Romance is alive in the Peak District.
No, I’m not talking about taking strolls along quaint walks in the country, or snuggling up next to the fire in some lovely rural pub.
I’m talking about love locks in Bakewell.
Now most people associate Bakewell for its almond-based cakes and puddings, (or the rather disappointing commercial Cherry Bakewells mass produced by Mr Kipling). And definitely not for being an on-trend happening place where lovers – young and old – declare their eternal devotion to each other.
But it is.
The town’s main pedestrian bridge over the River Wye is now covered in paddocks which have been locked onto its railings by couples to symbolise their everlasting love for each other.

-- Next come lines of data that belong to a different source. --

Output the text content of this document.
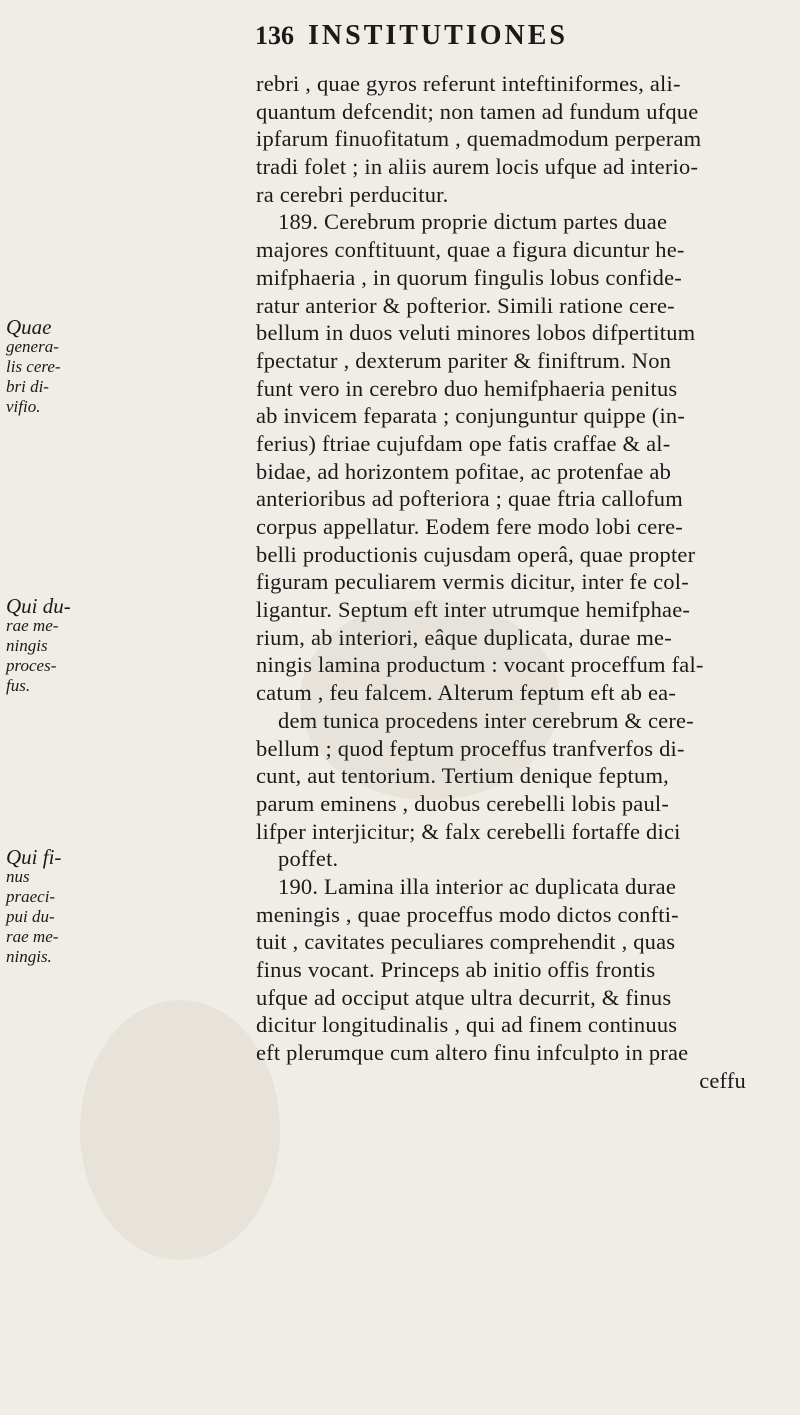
136 INSTITUTIONES
rebri , quae gyros referunt inteftiniformes, ali-
quantum defcendit; non tamen ad fundum ufque
ipfarum finuofitatum , quemadmodum perperam
tradi folet ; in aliis aurem locis ufque ad interio-
ra cerebri perducitur.
189. Cerebrum proprie dictum partes duae
majores conftituunt, quae a figura dicuntur he-
mifphaeria , in quorum fingulis lobus confide-
ratur anterior & pofterior. Simili ratione cere-
bellum in duos veluti minores lobos difpertitum
fpectatur , dexterum pariter & finiftrum. Non
funt vero in cerebro duo hemifphaeria penitus
ab invicem feparata ; conjunguntur quippe (in-
ferius) ftriae cujufdam ope fatis craffae & al-
bidae, ad horizontem pofitae, ac protenfae ab
anterioribus ad pofteriora ; quae ftria callofum
corpus appellatur. Eodem fere modo lobi cere-
belli productionis cujusdam operâ, quae propter
figuram peculiarem vermis dicitur, inter fe col-
ligantur. Septum eft inter utrumque hemifphae-
rium, ab interiori, eâque duplicata, durae me-
ningis lamina productum : vocant proceffum fal-
catum , feu falcem. Alterum feptum eft ab ea-
dem tunica procedens inter cerebrum & cere-
bellum ; quod feptum proceffus tranfverfos di-
cunt, aut tentorium. Tertium denique feptum,
parum eminens , duobus cerebelli lobis paul-
lifper interjicitur; & falx cerebelli fortaffe dici
poffet.
190. Lamina illa interior ac duplicata durae
meningis , quae proceffus modo dictos confti-
tuit , cavitates peculiares comprehendit , quas
finus vocant. Princeps ab initio offis frontis
ufque ad occiput atque ultra decurrit, & finus
dicitur longitudinalis , qui ad finem continuus
eft plerumque cum altero finu infculpto in prae
ceffu
Quae
genera-
lis cere-
bri di-
vifio.
Qui du-
rae me-
ningis
proces-
fus.
Qui fi-
nus
praeci-
pui du-
rae me-
ningis.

It’s a trend that started in Paris – the original city of lovers – and has spread all over the world, landing most recently in Bakewell.
Some find it rather fetching…a simple and poignant way to immortalise and celebrate that special bond between two people.

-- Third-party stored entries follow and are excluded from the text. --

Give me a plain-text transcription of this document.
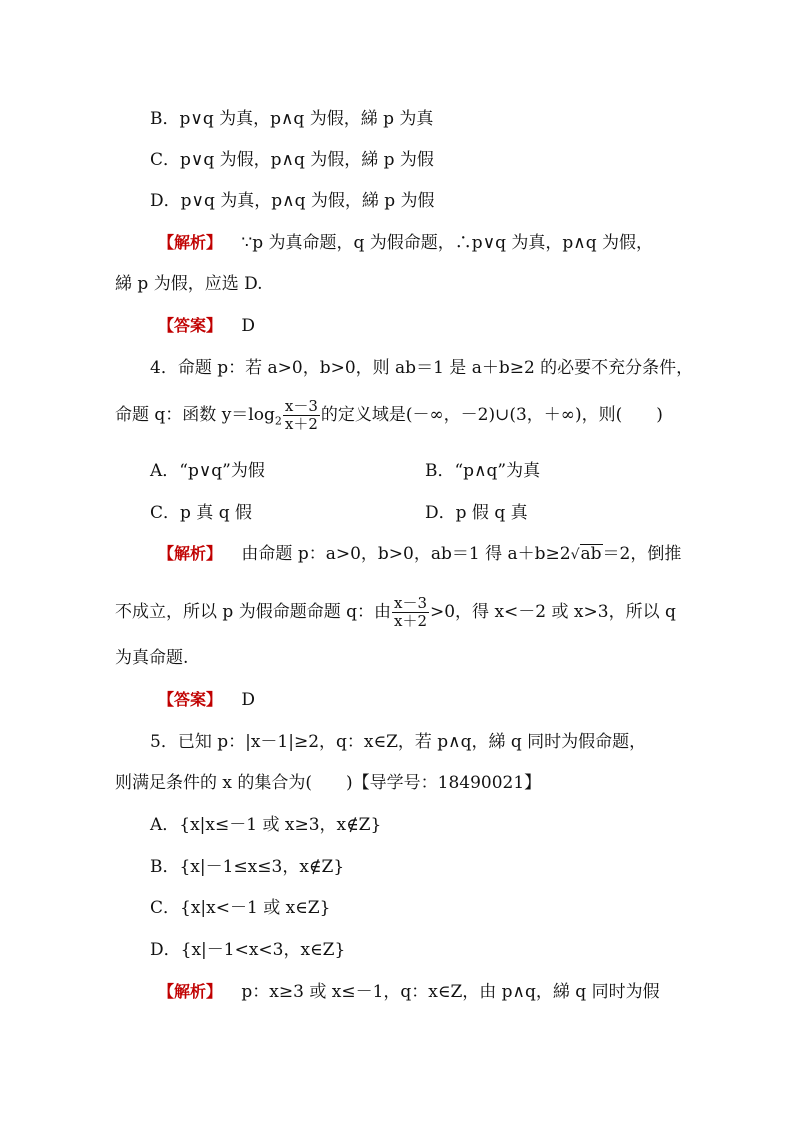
B．p∨q 为真，p∧q 为假，綈 p 为真
C．p∨q 为假，p∧q 为假，綈 p 为假
D．p∨q 为真，p∧q 为假，綈 p 为假
【解析】 ∵p 为真命题，q 为假命题，∴p∨q 为真，p∧q 为假，
綈 p 为假，应选 D.
【答案】 D
4．命题 p：若 a>0，b>0，则 ab＝1 是 a＋b≥2 的必要不充分条件，
命题 q：函数 $y=\log_2 \frac{x-3}{x+2}$ 的定义域是(－∞，－2)∪(3，＋∞)，则(　　)
A．“p∨q”为假	B．“p∧q”为真
C．p 真 q 假	D．p 假 q 真
【解析】 由命题 p：a>0，b>0，ab＝1 得 a＋b≥2√ab＝2，倒推
不成立，所以 p 为假命题命题 q：由 $\frac{x-3}{x+2} >0$，得 x<－2 或 x>3，所以 q
为真命题.
【答案】 D
5．已知 p：|x－1|≥2，q：x∈Z，若 p∧q，綈 q 同时为假命题，
则满足条件的 x 的集合为(　　)【导学号：18490021】
A．{x|x≤－1 或 x≥3，x∉Z}
B．{x|－1≤x≤3，x∉Z}
C．{x|x<－1 或 x∈Z}
D．{x|－1<x<3，x∈Z}
【解析】 p：x≥3 或 x≤－1，q：x∈Z，由 p∧q，綈 q 同时为假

Others are less keen. An eye-sore at best, and at worst a public safety and environmental hazard.
The practice is still thriving in Bakewell, but has been banned on several bridges as far apart as Sydney, Chicago and Venice.
When we walked across the bridge at Bakewell we did not really know what to make of it.

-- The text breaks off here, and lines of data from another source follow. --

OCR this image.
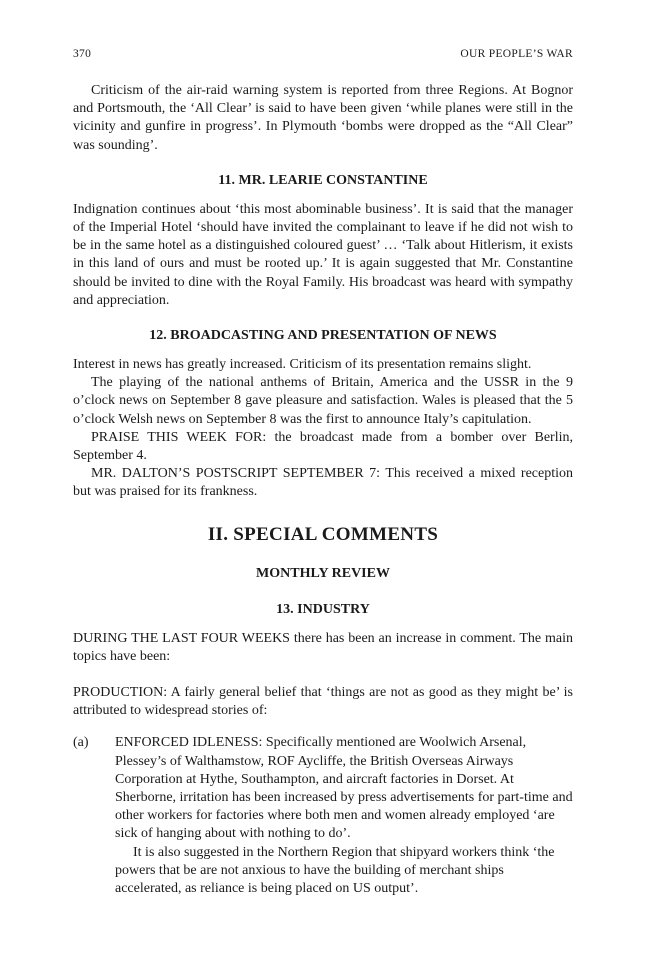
370	OUR PEOPLE’S WAR

Criticism of the air-raid warning system is reported from three Regions. At Bognor and Portsmouth, the ‘All Clear’ is said to have been given ‘while planes were still in the vicinity and gunfire in progress’. In Plymouth ‘bombs were dropped as the “All Clear” was sounding’.

11. MR. LEARIE CONSTANTINE

Indignation continues about ‘this most abominable business’. It is said that the manager of the Imperial Hotel ‘should have invited the complainant to leave if he did not wish to be in the same hotel as a distinguished coloured guest’ … ‘Talk about Hitlerism, it exists in this land of ours and must be rooted up.’ It is again suggested that Mr. Constantine should be invited to dine with the Royal Family. His broadcast was heard with sympathy and appreciation.

12. BROADCASTING AND PRESENTATION OF NEWS

Interest in news has greatly increased. Criticism of its presentation remains slight.

The playing of the national anthems of Britain, America and the USSR in the 9 o’clock news on September 8 gave pleasure and satisfaction. Wales is pleased that the 5 o’clock Welsh news on September 8 was the first to announce Italy’s capitulation.

PRAISE THIS WEEK FOR: the broadcast made from a bomber over Berlin, September 4.

MR. DALTON’S POSTSCRIPT SEPTEMBER 7: This received a mixed reception but was praised for its frankness.

II. SPECIAL COMMENTS
MONTHLY REVIEW
13. INDUSTRY

DURING THE LAST FOUR WEEKS there has been an increase in comment. The main topics have been:

PRODUCTION: A fairly general belief that ‘things are not as good as they might be’ is attributed to widespread stories of:

(a)	ENFORCED IDLENESS: Specifically mentioned are Woolwich Arsenal, Plessey’s of Walthamstow, ROF Aycliffe, the British Overseas Airways Corporation at Hythe, Southampton, and aircraft factories in Dorset. At Sherborne, irritation has been increased by press advertisements for part-time and other workers for factories where both men and women already employed ‘are sick of hanging about with nothing to do’.

It is also suggested in the Northern Region that shipyard workers think ‘the powers that be are not anxious to have the building of merchant ships accelerated, as reliance is being placed on US output’.
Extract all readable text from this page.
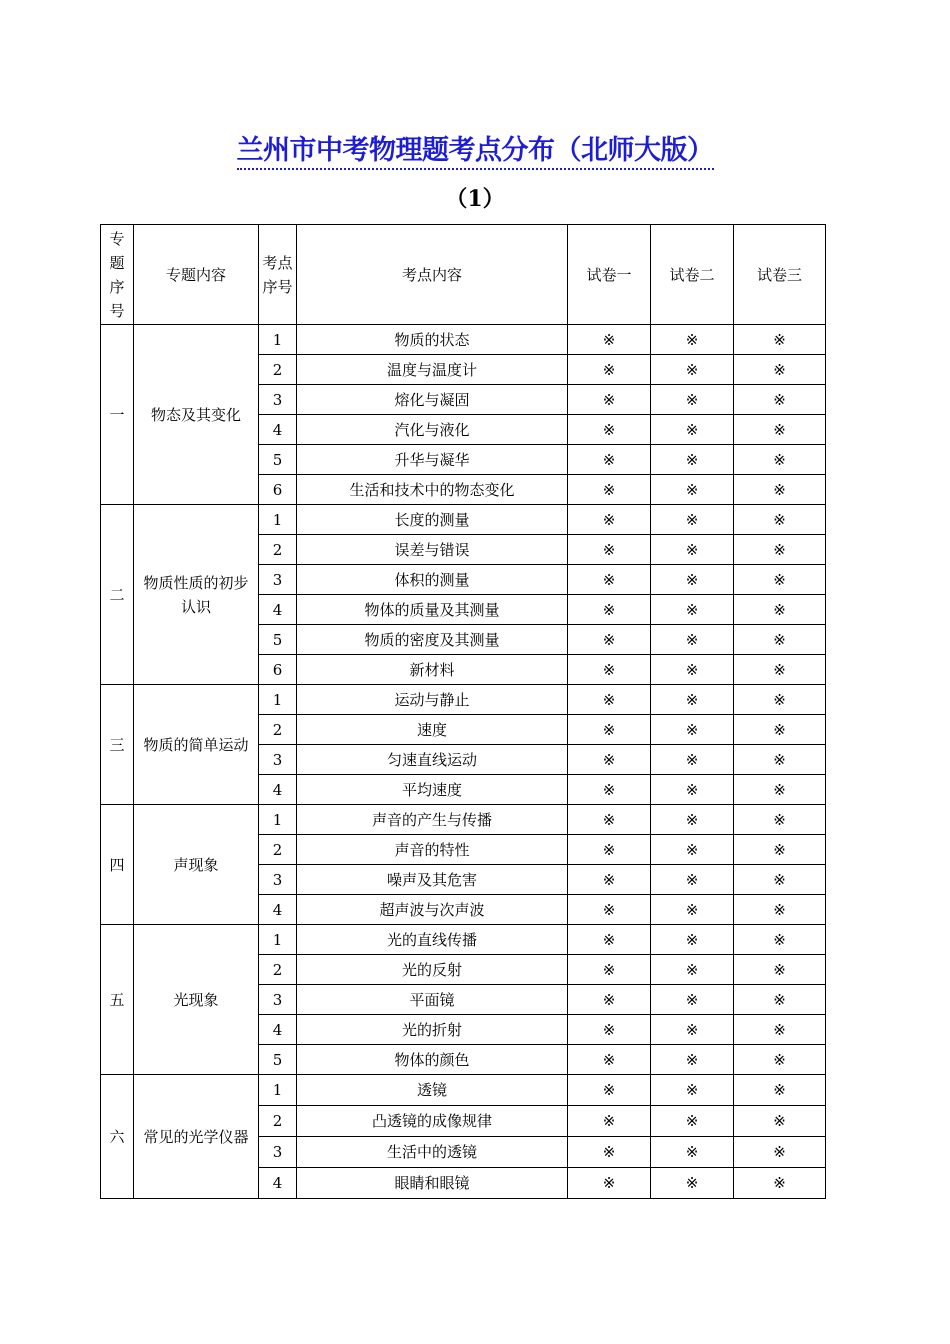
兰州市中考物理题考点分布（北师大版）
（1）
专题序号	专题内容	考点序号	考点内容	试卷一	试卷二	试卷三
一	物态及其变化	1	物质的状态	※	※	※
		2	温度与温度计	※	※	※
		3	熔化与凝固	※	※	※
		4	汽化与液化	※	※	※
		5	升华与凝华	※	※	※
		6	生活和技术中的物态变化	※	※	※
二	物质性质的初步认识	1	长度的测量	※	※	※
		2	误差与错误	※	※	※
		3	体积的测量	※	※	※
		4	物体的质量及其测量	※	※	※
		5	物质的密度及其测量	※	※	※
		6	新材料	※	※	※
三	物质的简单运动	1	运动与静止	※	※	※
		2	速度	※	※	※
		3	匀速直线运动	※	※	※
		4	平均速度	※	※	※
四	声现象	1	声音的产生与传播	※	※	※
		2	声音的特性	※	※	※
		3	噪声及其危害	※	※	※
		4	超声波与次声波	※	※	※
五	光现象	1	光的直线传播	※	※	※
		2	光的反射	※	※	※
		3	平面镜	※	※	※
		4	光的折射	※	※	※
		5	物体的颜色	※	※	※
六	常见的光学仪器	1	透镜	※	※	※
		2	凸透镜的成像规律	※	※	※
		3	生活中的透镜	※	※	※
		4	眼睛和眼镜	※	※	※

Two thoughts sprung to mind.
No doubt Chubbs and other lock manufacturers have done rather well out of all this, was one (in fact one local locksmith advertises ‘love locks’ outside their shop).
The other was that the trout swimming underneath the bridge must be getting a raw deal.
Once they may have expected a rich diet of bread, crisps and leftover sandwiches. Now all they get is unpalatable and, perhaps, potentially toxic, small metal lock keys thrown into the river. Not much fun for them, I’d have thought.